My answer signaled the dawning of a self-indulgent age. “We’d be happy,” I said angrily. “If we were free to do what we want, don’t you think we’d be happy?”

She had no answer for me, of course. Nor should I have expected one, since she was young, as I was, the hard fact that our lives cannot accommodate the very passions they inspire still a lesson waiting to be learned.

Sarah got to her feet again. “You’d better go to your father, Henry. He’s expecting you.”

I didn’t move. “In a minute,” I told her.

“I’ll go tell him that you’re on your way,” Sarah said.

With that, she walked away, leaving me to sit alone, watching as she reached Myrtle Street, then swung left and headed for the school, my mind by then already returning to its lethal imaginings, thoughts so malicious and ruthless that several weeks later, as Mr. Parsons and I made our way around that playing field, he could ask his question in a tone of stark certainty, So it was murder, wasn’t it, Henry? and to my silence he could add nothing more than How long have you known?

CHAPTER 22

I never answered Mr. Parsons’ question, but even as he asked it I recalled the very moment when I first thought of murder.

It was late on a Saturday afternoon, the first week of May. I was alone in the boathouse, Mr. Reed having gone to Mayflower’s for a bag of nails. The boat was nearing completion by then, its sleek sides gleaming with a new coat of varnish, the mast now fitted with ropes, its broad sail wrapped tightly and tied in place.

The lights were on inside the boathouse, but Mr. Reed had covered its windows with burlap sacks, the whole room shrouded, so that it resembled something gloomy and in hiding rather than the bright departure point of the great adventure it had once seemed to me.

I was standing near the stove, gathering the last few nails from the bottom of a toolbox, when the door suddenly opened. I turned toward it, expecting to see Mr.
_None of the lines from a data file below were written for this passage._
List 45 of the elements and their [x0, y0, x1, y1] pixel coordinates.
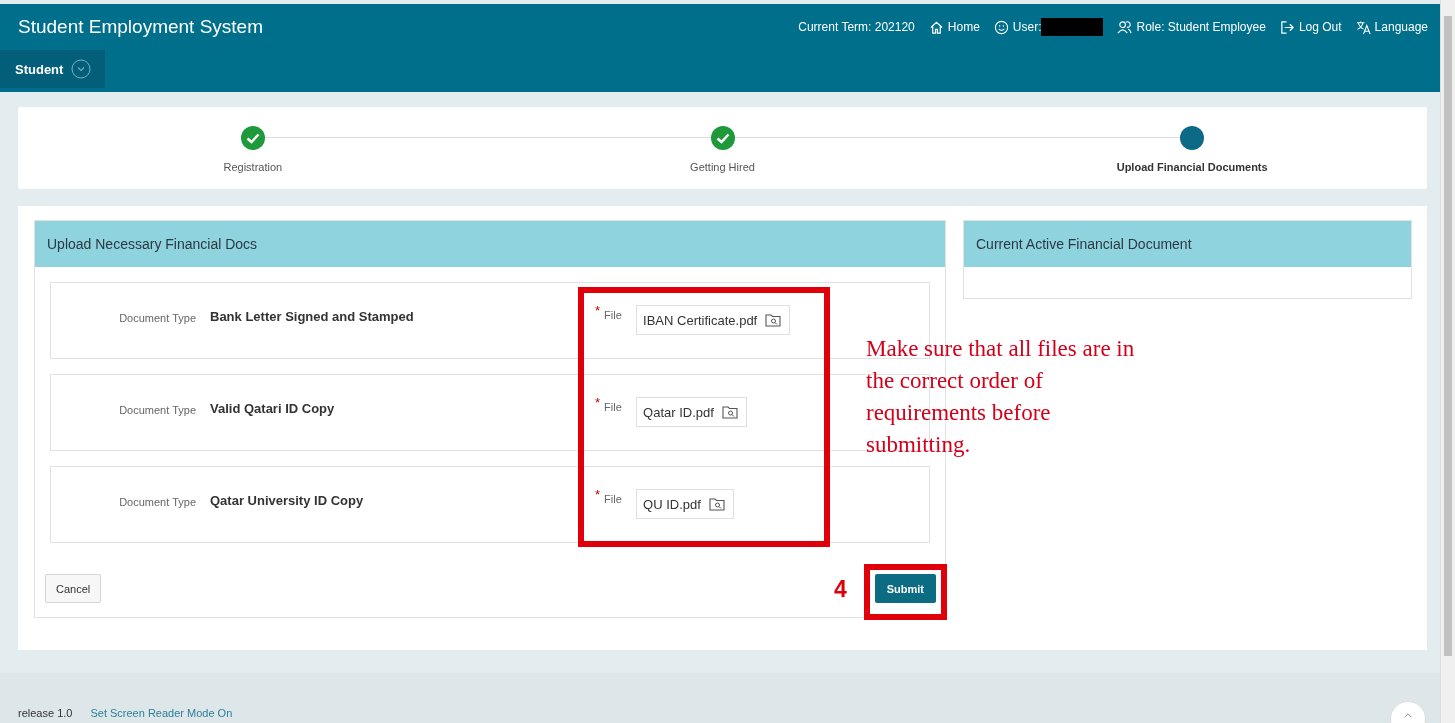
- field-label: File: [604, 401, 623, 413]
- smiley-icon: [993, 19, 1009, 35]
- folder-search-icon: [765, 313, 782, 327]
- translate-icon: [1355, 19, 1371, 35]
- document-type: Qatar University ID Copy: [209, 493, 365, 508]
- current-term: Current Term: 202120: [798, 20, 915, 34]
- field-label: Document Type: [118, 312, 196, 324]
- language-link[interactable]: Language: [1355, 19, 1428, 35]
- document-type: Valid Qatari ID Copy: [209, 401, 336, 416]
- file-field[interactable]: QU ID.pdf: [636, 489, 734, 519]
- chevron-down-icon: [71, 59, 92, 79]
- step-label: Registration: [223, 161, 283, 173]
- scrollbar[interactable]: [1440, 0, 1455, 723]
- cancel-button[interactable]: Cancel: [45, 574, 102, 603]
- file-field[interactable]: IBAN Certificate.pdf: [636, 305, 791, 335]
- logout-link[interactable]: Log Out: [1279, 19, 1342, 35]
- people-icon: [1117, 19, 1133, 35]
- step-label: Getting Hired: [690, 161, 755, 173]
- caret-up-icon: [1403, 712, 1413, 719]
- document-type: Bank Letter Signed and Stamped: [209, 309, 415, 324]
- field-label: Document Type: [118, 496, 196, 508]
- region-title: Upload Necessary Financial Docs: [47, 236, 258, 252]
- step-number: 4: [834, 576, 847, 603]
- release-version: release 1.0: [18, 707, 73, 719]
- region-title: Current Active Financial Document: [976, 236, 1192, 252]
- folder-search-icon: [708, 497, 725, 511]
- field-label: File: [604, 309, 623, 321]
- field-label: File: [604, 493, 623, 505]
- app-title: Student Employment System: [18, 16, 263, 38]
- field-label: Document Type: [118, 404, 196, 416]
- required-asterisk: *: [595, 303, 601, 318]
- file-field[interactable]: Qatar ID.pdf: [636, 397, 747, 427]
- role-link[interactable]: Role: Student Employee: [1117, 19, 1266, 35]
- home-link[interactable]: Home: [928, 19, 980, 35]
- logout-icon: [1279, 19, 1295, 35]
- submit-button[interactable]: Submit: [874, 574, 936, 603]
- annotation-note: Make sure that all files are in the correct order of requirements before submitting.: [866, 335, 1136, 459]
- home-icon: [928, 19, 944, 35]
- folder-search-icon: [721, 405, 738, 419]
- student-menu-tab[interactable]: Student: [0, 50, 105, 88]
- required-asterisk: *: [595, 395, 601, 410]
- required-asterisk: *: [595, 487, 601, 502]
- user-link[interactable]: User:: [993, 19, 1042, 35]
- step-label: Upload Financial Documents: [1116, 161, 1268, 173]
- screen-reader-link[interactable]: Set Screen Reader Mode On: [90, 707, 233, 719]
Reed, then felt my breath catch in my throat.

“You’re Henry,” she said.

She stood in the doorway, a bright noon light behind her, facing me, one hand on the door, the other at her side, the sun behind her turning the red tint of her hair into a fiery aurora.

“Mildred Griswald’s son,” she added.

Leveled upon me as they were, her green eyes shone out of the spectral light, wide and unblinking, like fish eyes from a murky tank.

I nodded. “Yes, ma’am.”

She stepped through the door, her gaze upon me with a piercing keenness, alert and wolfish. “You’re helping him,” she said. “Helping him build the boat.”

“Yes, I am.”

Her eyes drifted from me over to the gleaming side of the boat. Then, in a quick, nearly savage movement, they shot back to me.

“Where is he?” she asked.

“Gone to buy nails.”

She came toward me, and I felt my body tense. For there was something in her manner, a sense of having been slowly devoured over many weeks, fed upon by thousands of tiny, gnawing doubts, that gave her a strangely cadaverous appearance, as if the bones were already beginning to appear beneath the pale, nearly translucent film that had become her skin.